Au départ, tout le monde croyait à cet homme. Votre très excessif jugement est à la limite une insulte pour tous les chefs d’État, et je ne sais pas si dans l’histoire « glorieuse » de votre journal vous avez traité aussi méchamment un chef d’État non africain.

Je vous demande de croire que je n’approuve absolument rien des comportements de Dadis depuis le 28 septembre, même s’il a le droit, en tant que Guinéen, d’être candidat.

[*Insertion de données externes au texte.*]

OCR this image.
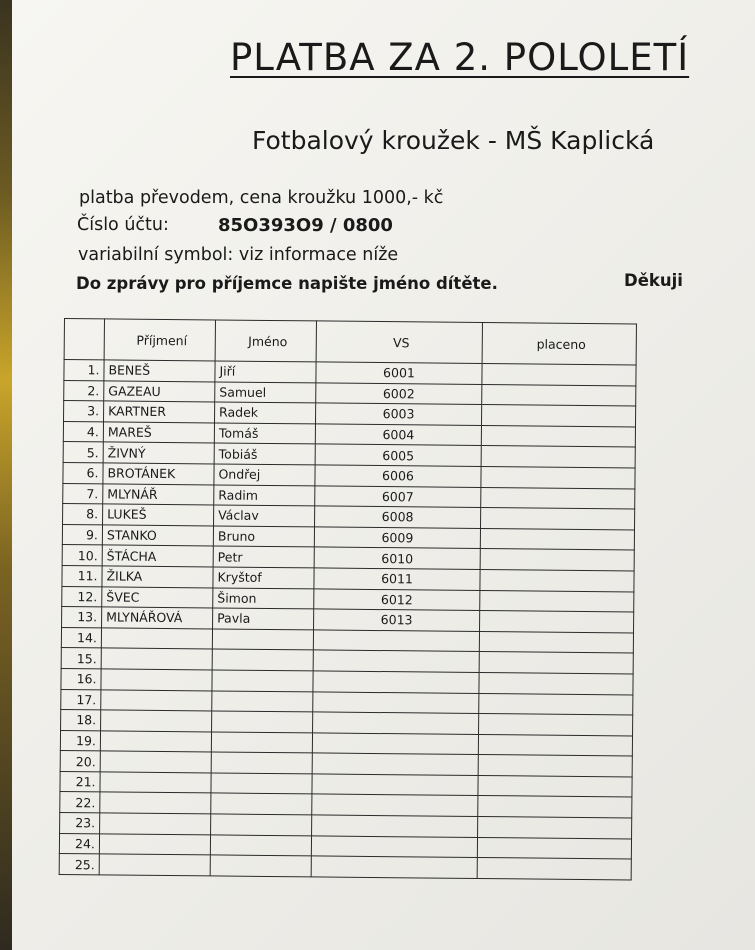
PLATBA ZA 2. POLOLETÍ
Fotbalový kroužek - MŠ Kaplická
platba převodem, cena kroužku 1000,- kč
Číslo účtu:	85O393O9 / 0800
variabilní symbol: viz informace níže
Do zprávy pro příjemce napište jméno dítěte.	Děkuji
	Příjmení	Jméno	VS	placeno
1.	BENEŠ	Jiří	6001	
2.	GAZEAU	Samuel	6002	
3.	KARTNER	Radek	6003	
4.	MAREŠ	Tomáš	6004	
5.	ŽIVNÝ	Tobiáš	6005	
6.	BROTÁNEK	Ondřej	6006	
7.	MLYNÁŘ	Radim	6007	
8.	LUKEŠ	Václav	6008	
9.	STANKO	Bruno	6009	
10.	ŠTÁCHA	Petr	6010	
11.	ŽILKA	Kryštof	6011	
12.	ŠVEC	Šimon	6012	
13.	MLYNÁŘOVÁ	Pavla	6013	
14.				
15.				
16.				
17.				
18.				
19.				
20.				
21.				
22.				
23.				
24.				
25.				
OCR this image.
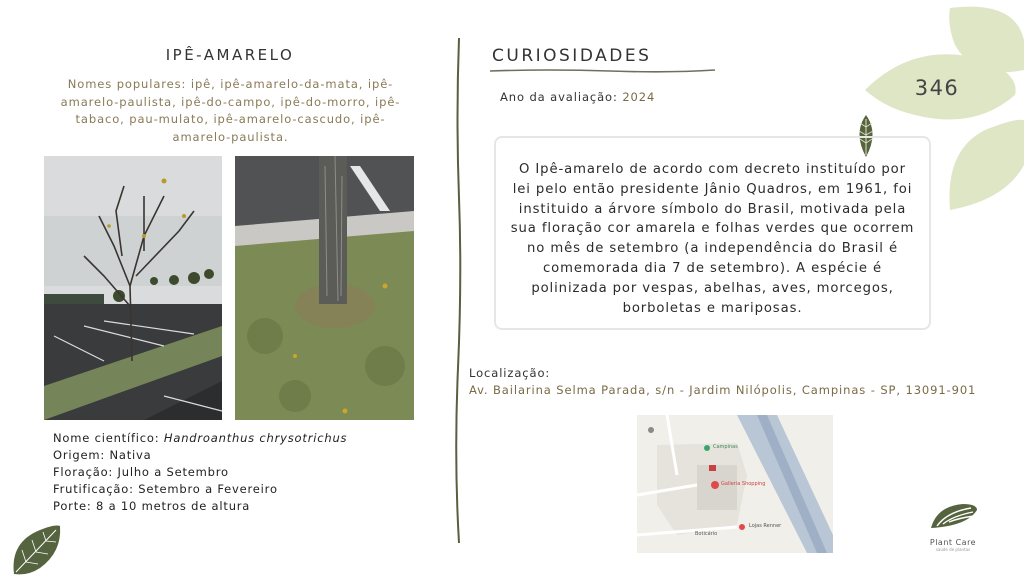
IPÊ-AMARELO
Nomes populares: ipê, ipê-amarelo-da-mata, ipê-amarelo-paulista, ipê-do-campo, ipê-do-morro, ipê-tabaco, pau-mulato, ipê-amarelo-cascudo, ipê-amarelo-paulista.
Nome científico: Handroanthus chrysotrichus
Origem: Nativa
Floração: Julho a Setembro
Frutificação: Setembro a Fevereiro
Porte: 8 a 10 metros de altura
CURIOSIDADES
Ano da avaliação: 2024	346

O Ipê-amarelo de acordo com decreto instituído por lei pelo então presidente Jânio Quadros, em 1961, foi instituido a árvore símbolo do Brasil, motivada pela sua floração cor amarela e folhas verdes que ocorrem no mês de setembro (a independência do Brasil é comemorada dia 7 de setembro). A espécie é polinizada por vespas, abelhas, aves, morcegos, borboletas e mariposas.

Localização:
Av. Bailarina Selma Parada, s/n - Jardim Nilópolis, Campinas - SP, 13091-901
Galleria Shopping
Campinas
Boticário
Lojas Renner
Plant Care
saúde de plantas
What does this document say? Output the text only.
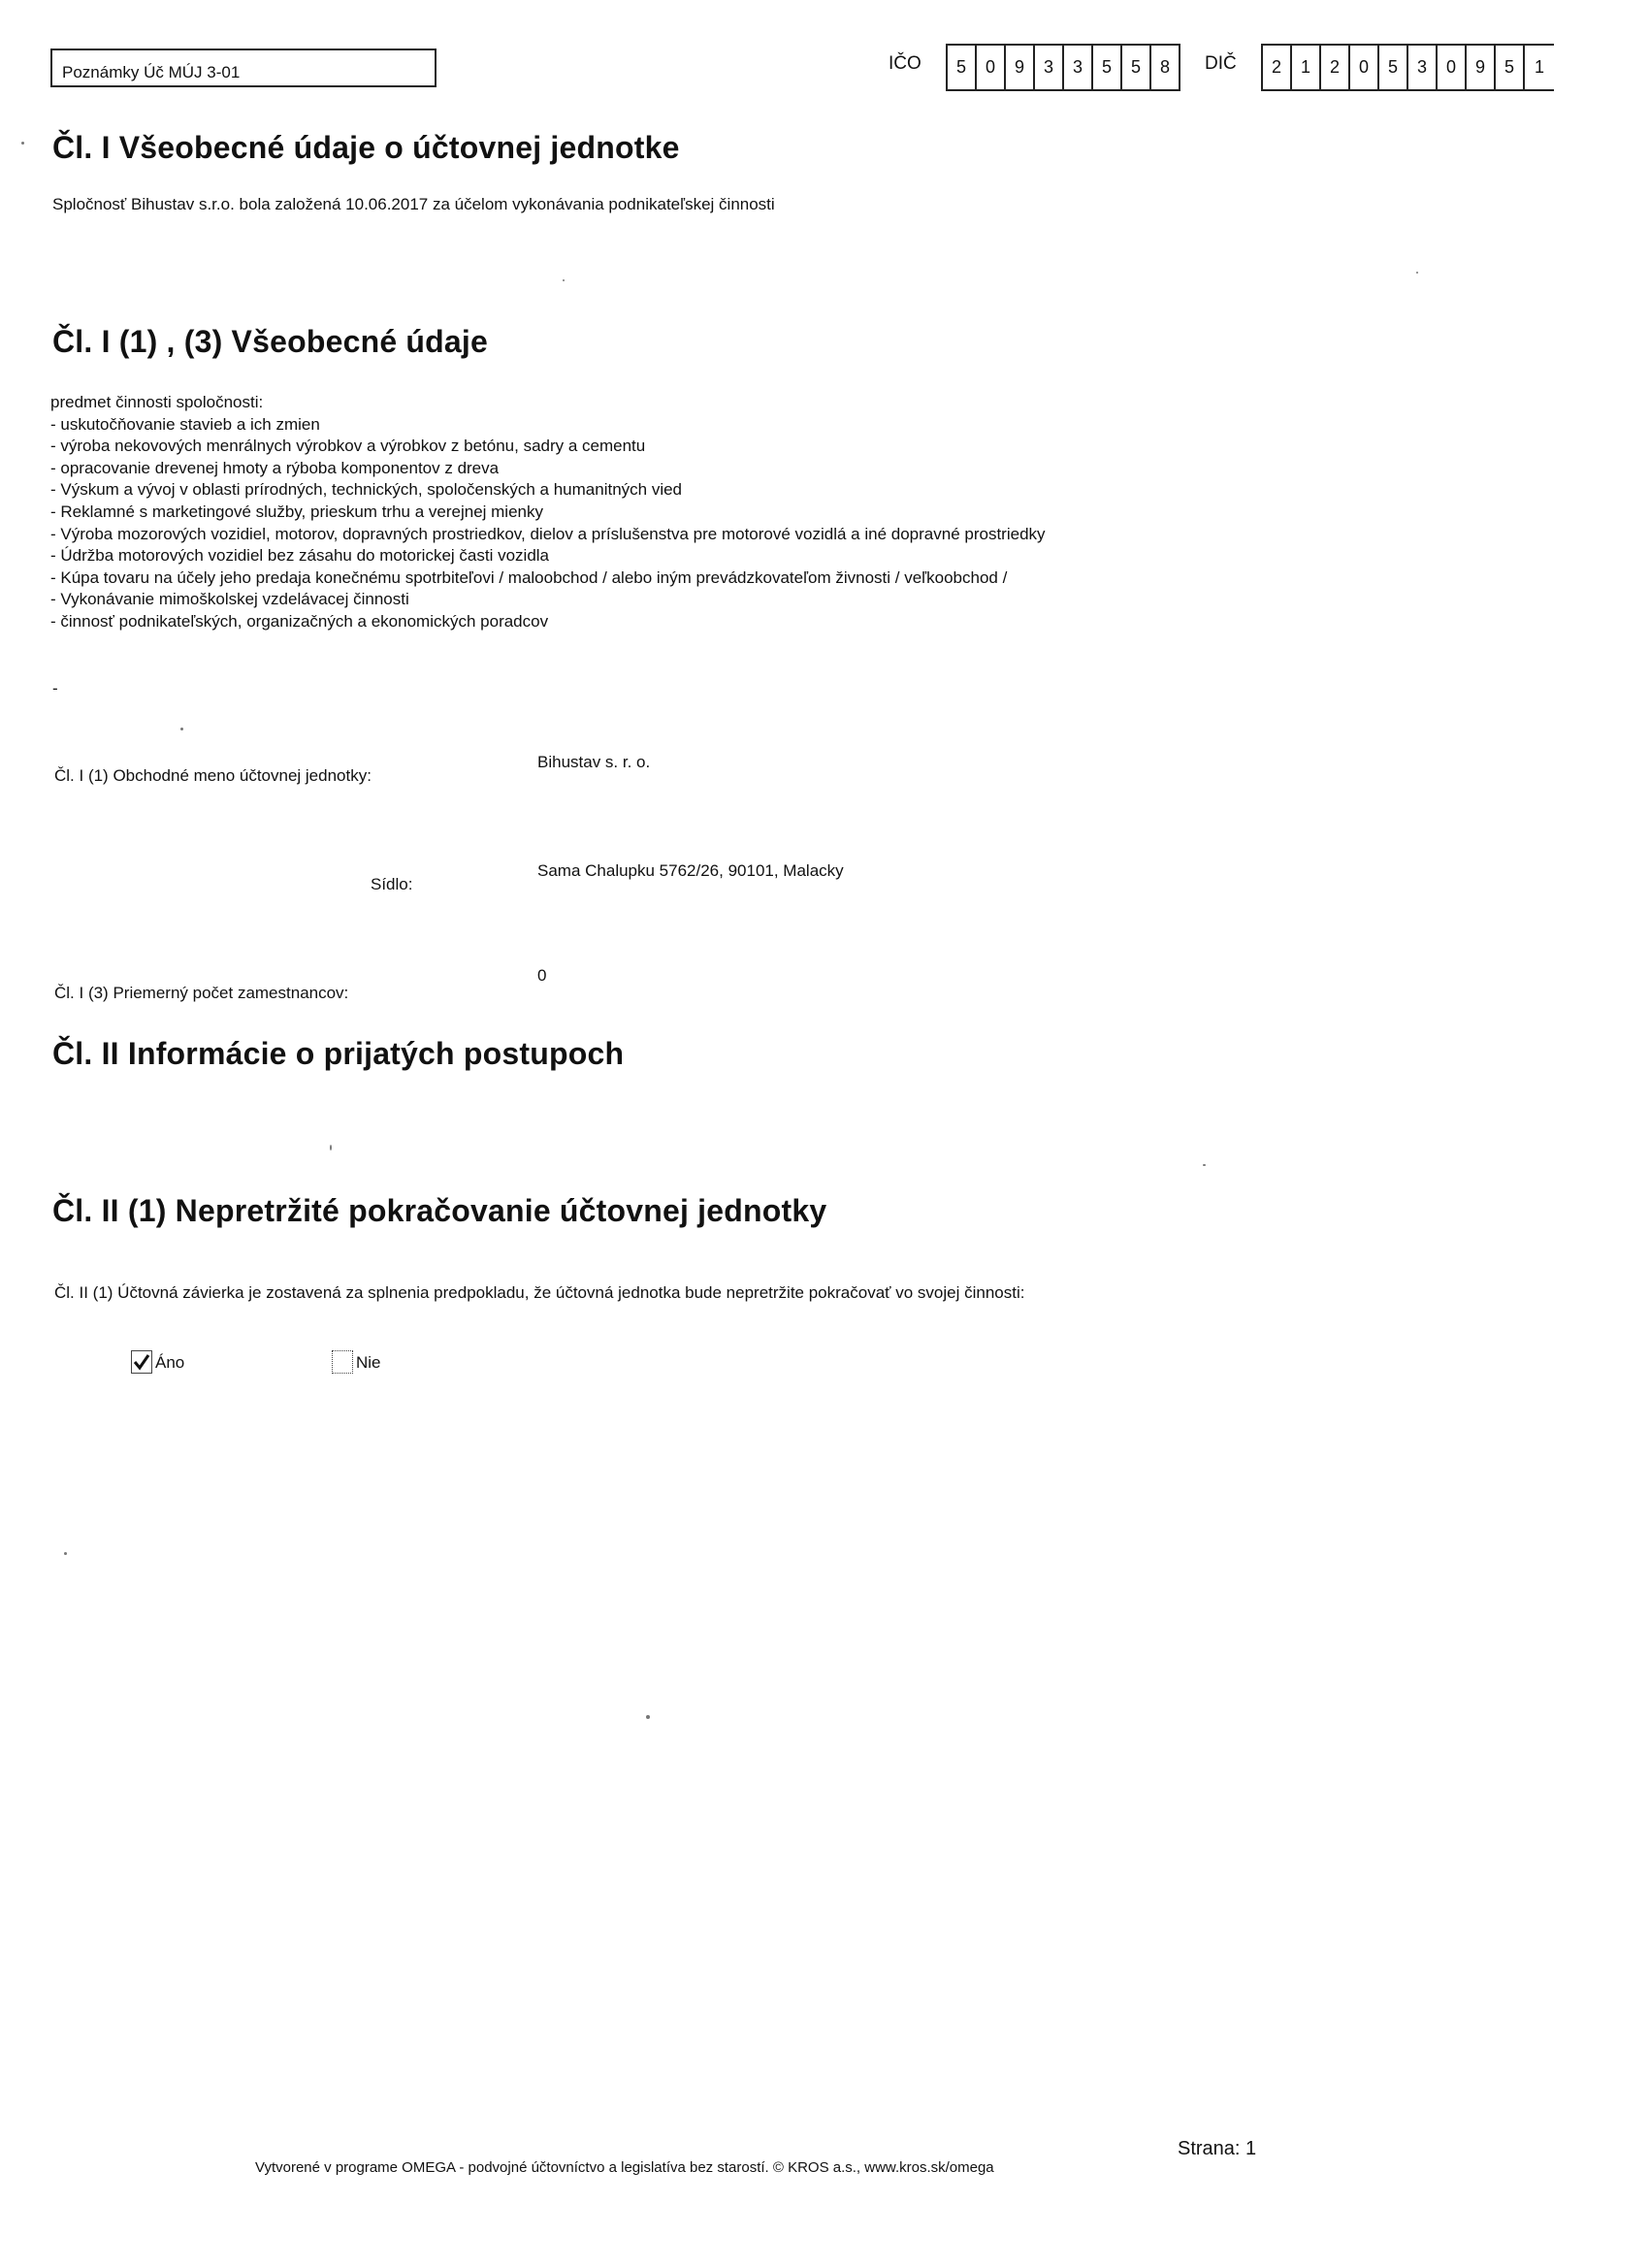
Poznámky Úč MÚJ 3-01	IČO	5	0	9	3	3	5	5	8	DIČ	2	1	2	0	5	3	0	9	5	1
Čl. I Všeobecné údaje o účtovnej jednotke
Spločnosť Bihustav s.r.o. bola založená 10.06.2017 za účelom vykonávania podnikateľskej činnosti
Čl. I (1) , (3) Všeobecné údaje
predmet činnosti spoločnosti:
- uskutočňovanie stavieb a ich zmien
- výroba nekovových menrálnych výrobkov a výrobkov z betónu, sadry a cementu
- opracovanie drevenej hmoty a rýboba komponentov z dreva
- Výskum a vývoj v oblasti prírodných, technických, spoločenských a humanitných vied
- Reklamné s marketingové služby, prieskum trhu a verejnej mienky
- Výroba mozorových vozidiel, motorov, dopravných prostriedkov, dielov a príslušenstva pre motorové vozidlá a iné dopravné prostriedky
- Údržba motorových vozidiel bez zásahu do motorickej časti vozidla
- Kúpa tovaru na účely jeho predaja konečnému spotrbiteľovi / maloobchod / alebo iným prevádzkovateľom živnosti / veľkoobchod /
- Vykonávanie mimoškolskej vzdelávacej činnosti
- činnosť podnikateľských, organizačných a ekonomických poradcov
-
Čl. I (1) Obchodné meno účtovnej jednotky:
Bihustav s. r. o.
Sídlo:
Sama Chalupku 5762/26, 90101, Malacky
Čl. I (3) Priemerný počet zamestnancov:
0
Čl. II Informácie o prijatých postupoch
Čl. II (1) Nepretržité pokračovanie účtovnej jednotky
Čl. II (1) Účtovná závierka je zostavená za splnenia predpokladu, že účtovná jednotka bude nepretržite pokračovať vo svojej činnosti:
Áno	Nie
Vytvorené v programe OMEGA - podvojné účtovníctvo a legislatíva bez starostí. © KROS a.s., www.kros.sk/omega
Strana: 1
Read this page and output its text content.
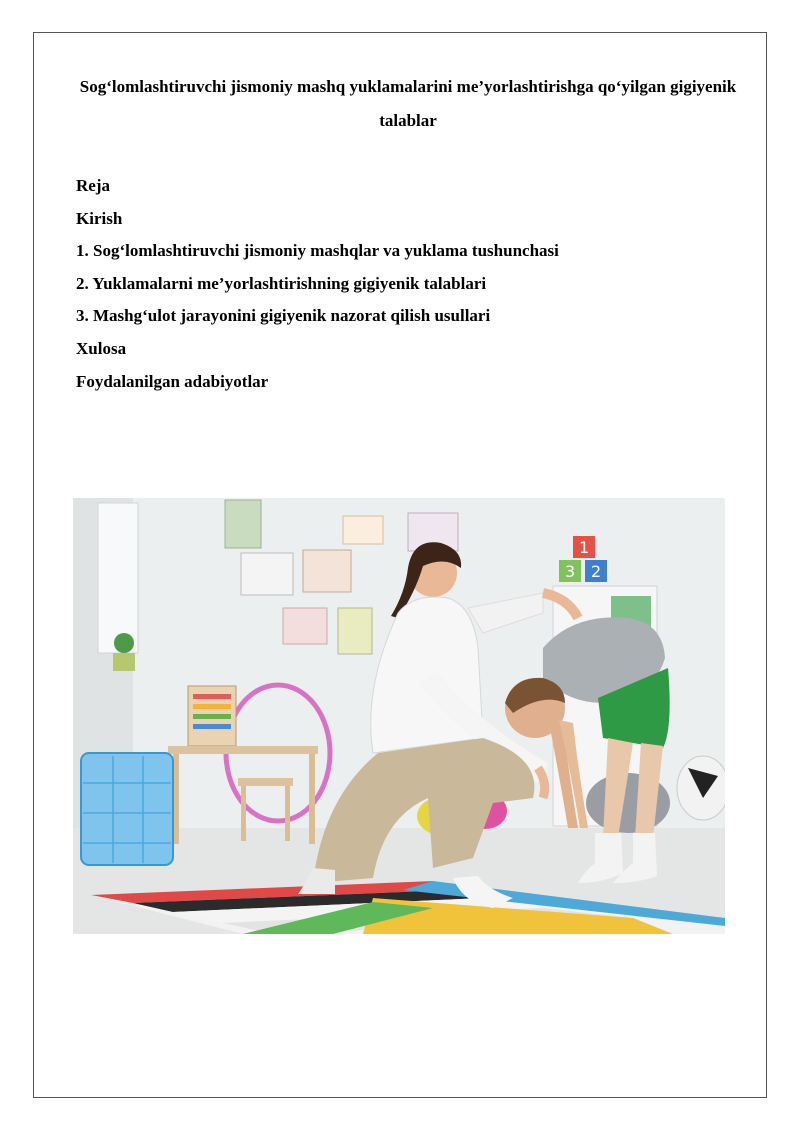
Sog‘lomlashtiruvchi jismoniy mashq yuklamalarini me’yorlashtirishga qo‘yilgan gigiyenik talablar
Reja
Kirish
1. Sog‘lomlashtiruvchi jismoniy mashqlar va yuklama tushunchasi
2. Yuklamalarni me’yorlashtirishning gigiyenik talablari
3. Mashg‘ulot jarayonini gigiyenik nazorat qilish usullari
Xulosa
Foydalanilgan adabiyotlar
1
3 2
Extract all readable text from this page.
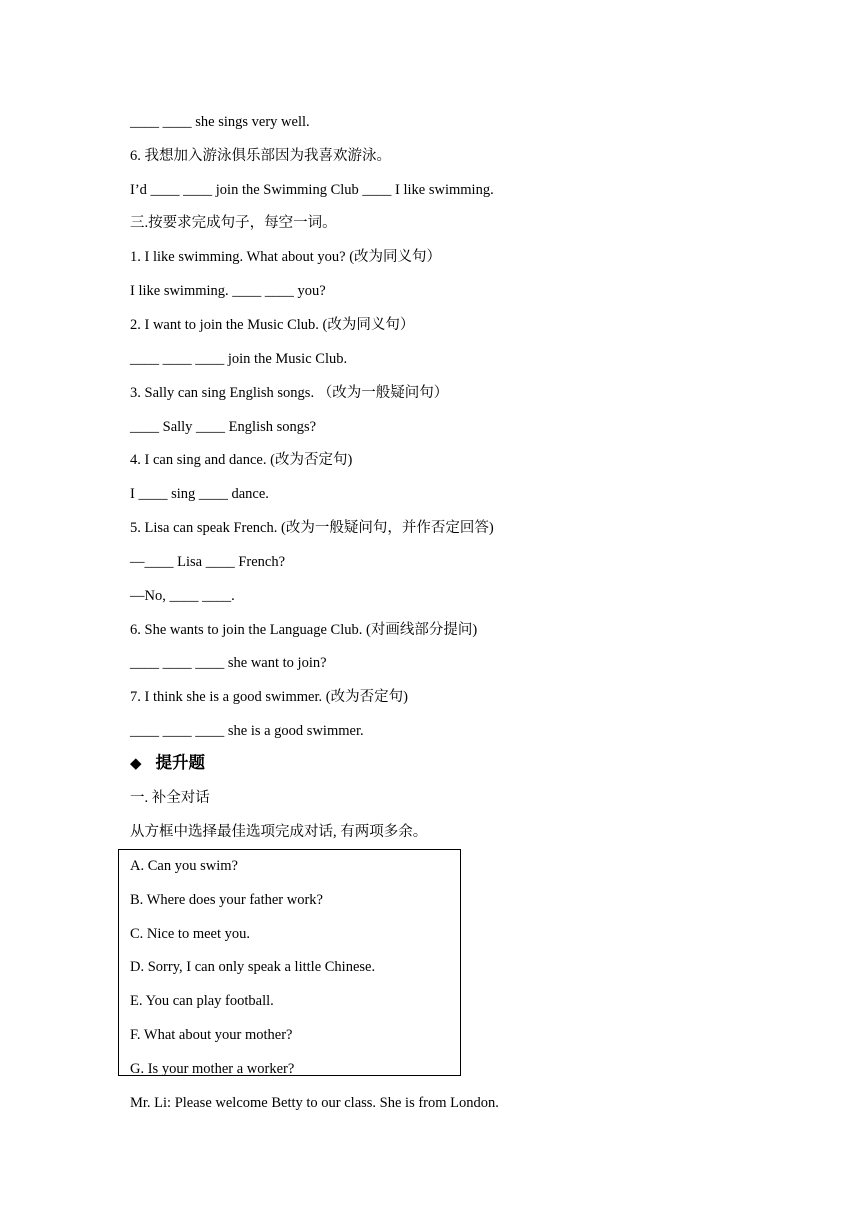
____ ____ she sings very well.
6. 我想加入游泳俱乐部因为我喜欢游泳。
I’d ____ ____ join the Swimming Club ____ I like swimming.
三.按要求完成句子，每空一词。
1. I like swimming. What about you? (改为同义句）
I like swimming. ____ ____ you?
2. I want to join the Music Club. (改为同义句）
____ ____ ____ join the Music Club.
3. Sally can sing English songs. （改为一般疑问句）
____ Sally ____ English songs?
4. I can sing and dance. (改为否定句)
I ____ sing ____ dance.
5. Lisa can speak French. (改为一般疑问句，并作否定回答)
—____ Lisa ____ French?
—No, ____ ____.
6. She wants to join the Language Club. (对画线部分提问)
____ ____ ____ she want to join?
7. I think she is a good swimmer. (改为否定句)
____ ____ ____ she is a good swimmer.
◆ 提升题
一. 补全对话
从方框中选择最佳选项完成对话, 有两项多余。
A. Can you swim?
B. Where does your father work?
C. Nice to meet you.
D. Sorry, I can only speak a little Chinese.
E. You can play football.
F. What about your mother?
G. Is your mother a worker?
Mr. Li: Please welcome Betty to our class. She is from London.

J’ai 40 ans, et depuis que j’ai su lire, je lis Jeune Afrique ; nous lisons et faisons lire J.A. à nos enfants. Que peut-on leur dire s’ils découvrent ce ton arrogant dans ce journal ? Un journaliste a des limites. Dans cette affaire, avez-vous respecté votre ligne éditoriale ?

Mansour Coulibaly, Bamako, Mali

Réponse :

Un journaliste, dites-vous, a des limites. Un chef d’État aussi, et le capitaine Dadis Camara les a, à nos yeux, allègrement franchies. Tout comme, avant lui, d’autres hauts responsables, africains ou non, que nous ne nous sommes pas privés de dénoncer pour cela.